Spotify’s Daniel Ek has made no secret for several years now that when he says he wants Spotify to be a one stop shop for audio, he means all kinds of audio content, including audiobooks. The company has made repeated moves to bring this closer to reality, many of which have involved AI purchases aimed at making more forms of audio more widely available in more markets. ALLi's News Editor, Dan Holloway, reports on the latest moves from Spotify to take on audiobooks.
Spotify Premium’s new offering, put in place on October 4th, really translates this for readers. From October 4th, those who pay the $11 a month Spotify Premium subscription fee will have access to 15 hours of audiobook content a month from a catalogue of 150,000 books.
To make this happen, the company has signed deals with all the big publishing houses.
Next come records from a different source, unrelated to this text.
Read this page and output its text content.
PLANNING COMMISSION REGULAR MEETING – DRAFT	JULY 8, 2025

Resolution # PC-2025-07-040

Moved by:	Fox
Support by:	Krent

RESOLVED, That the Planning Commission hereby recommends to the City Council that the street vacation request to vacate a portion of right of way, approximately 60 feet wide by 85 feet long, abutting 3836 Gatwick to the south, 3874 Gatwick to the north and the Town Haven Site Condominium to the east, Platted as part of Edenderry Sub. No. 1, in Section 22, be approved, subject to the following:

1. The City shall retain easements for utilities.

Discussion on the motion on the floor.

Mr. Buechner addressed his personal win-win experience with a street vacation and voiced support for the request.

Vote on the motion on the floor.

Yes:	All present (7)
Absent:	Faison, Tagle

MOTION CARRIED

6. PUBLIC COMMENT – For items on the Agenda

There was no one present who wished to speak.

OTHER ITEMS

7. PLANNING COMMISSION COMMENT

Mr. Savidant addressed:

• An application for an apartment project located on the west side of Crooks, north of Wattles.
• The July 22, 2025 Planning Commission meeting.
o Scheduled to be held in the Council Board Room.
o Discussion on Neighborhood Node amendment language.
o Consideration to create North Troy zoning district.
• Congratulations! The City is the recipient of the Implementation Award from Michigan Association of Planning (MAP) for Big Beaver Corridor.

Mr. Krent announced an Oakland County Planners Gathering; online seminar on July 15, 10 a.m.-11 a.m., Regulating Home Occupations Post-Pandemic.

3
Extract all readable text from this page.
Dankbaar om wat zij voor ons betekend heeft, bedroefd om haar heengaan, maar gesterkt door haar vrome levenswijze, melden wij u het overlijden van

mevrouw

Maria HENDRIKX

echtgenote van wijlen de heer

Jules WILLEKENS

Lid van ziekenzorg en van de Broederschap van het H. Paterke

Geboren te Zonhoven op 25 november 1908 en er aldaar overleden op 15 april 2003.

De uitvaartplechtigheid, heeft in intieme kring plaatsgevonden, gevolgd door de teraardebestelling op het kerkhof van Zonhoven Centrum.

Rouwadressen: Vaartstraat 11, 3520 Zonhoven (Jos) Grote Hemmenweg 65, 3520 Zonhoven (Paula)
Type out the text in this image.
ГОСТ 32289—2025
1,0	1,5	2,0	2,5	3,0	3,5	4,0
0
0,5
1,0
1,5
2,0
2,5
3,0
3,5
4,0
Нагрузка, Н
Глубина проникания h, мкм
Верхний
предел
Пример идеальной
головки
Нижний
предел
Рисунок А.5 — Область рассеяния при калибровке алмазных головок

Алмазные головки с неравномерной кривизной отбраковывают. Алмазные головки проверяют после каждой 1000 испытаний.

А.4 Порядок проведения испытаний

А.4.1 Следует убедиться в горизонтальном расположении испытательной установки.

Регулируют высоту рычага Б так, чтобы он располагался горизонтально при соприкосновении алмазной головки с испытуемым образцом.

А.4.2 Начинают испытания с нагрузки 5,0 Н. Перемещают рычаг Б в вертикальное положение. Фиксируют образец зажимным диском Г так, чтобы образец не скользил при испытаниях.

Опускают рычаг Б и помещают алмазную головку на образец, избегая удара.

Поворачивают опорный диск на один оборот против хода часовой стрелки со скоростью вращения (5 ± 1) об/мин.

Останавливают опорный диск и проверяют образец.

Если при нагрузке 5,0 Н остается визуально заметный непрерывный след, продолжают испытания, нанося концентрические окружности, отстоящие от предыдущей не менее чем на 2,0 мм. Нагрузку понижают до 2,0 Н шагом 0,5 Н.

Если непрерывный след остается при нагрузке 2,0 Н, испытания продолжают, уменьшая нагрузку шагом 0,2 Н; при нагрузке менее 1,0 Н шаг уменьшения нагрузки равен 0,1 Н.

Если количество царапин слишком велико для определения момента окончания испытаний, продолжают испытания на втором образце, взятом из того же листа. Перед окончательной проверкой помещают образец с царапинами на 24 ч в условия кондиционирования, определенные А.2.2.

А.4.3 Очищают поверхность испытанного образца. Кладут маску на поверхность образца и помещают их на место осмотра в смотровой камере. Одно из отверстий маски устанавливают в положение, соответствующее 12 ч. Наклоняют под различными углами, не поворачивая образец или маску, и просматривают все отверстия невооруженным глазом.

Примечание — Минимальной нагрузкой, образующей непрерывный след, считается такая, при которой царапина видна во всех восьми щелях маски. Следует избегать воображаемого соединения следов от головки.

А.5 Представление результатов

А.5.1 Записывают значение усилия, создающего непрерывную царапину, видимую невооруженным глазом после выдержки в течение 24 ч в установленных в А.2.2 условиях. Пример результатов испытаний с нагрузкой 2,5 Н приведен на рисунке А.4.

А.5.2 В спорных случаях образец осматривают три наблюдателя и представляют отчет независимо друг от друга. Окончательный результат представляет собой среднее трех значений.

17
It is now looking to agree deals with indie publishers (not yet authors – though I imagine a deal with the platforms that distribute us will not be far behind).
What is not yet clear though, is what the terms of that deal are for the authors whose work has suddenly been made available en masse to Spotify listeners. This, of course, is hardly new for the audio streaming giant. It has a history of being less than transparent.
Demands for clarity from the Society of Authors
- Inform their authors and agents with full transparency about the deals they have negotiated, to seek permission in full respect of their right not to give permission and to remove their books from the Spotify catalogue.
- Negotiate an appropriate share of the receipts on a clear and equitable payment model, which should equate to no less than the amount that would be received from a sale of the same audiobook.
- Ensure that with all licences that Spotify applies frictions, as with e-lending, such as time limited loans and guarantees of payment, whatever proportion of the book is read.
- Ensure that licences are time limited and should not allow sublicensing or use on other platforms.
- Indemnify authors if the unauthorised use conflicts with existing film or other such deals, or if it leads to claims of copyright infringement by rightsholders of quotations or images included in that.
- Ensure that licences include safeguards to prevent pirating of authors' and narrators' works and voices including for use in AI systems.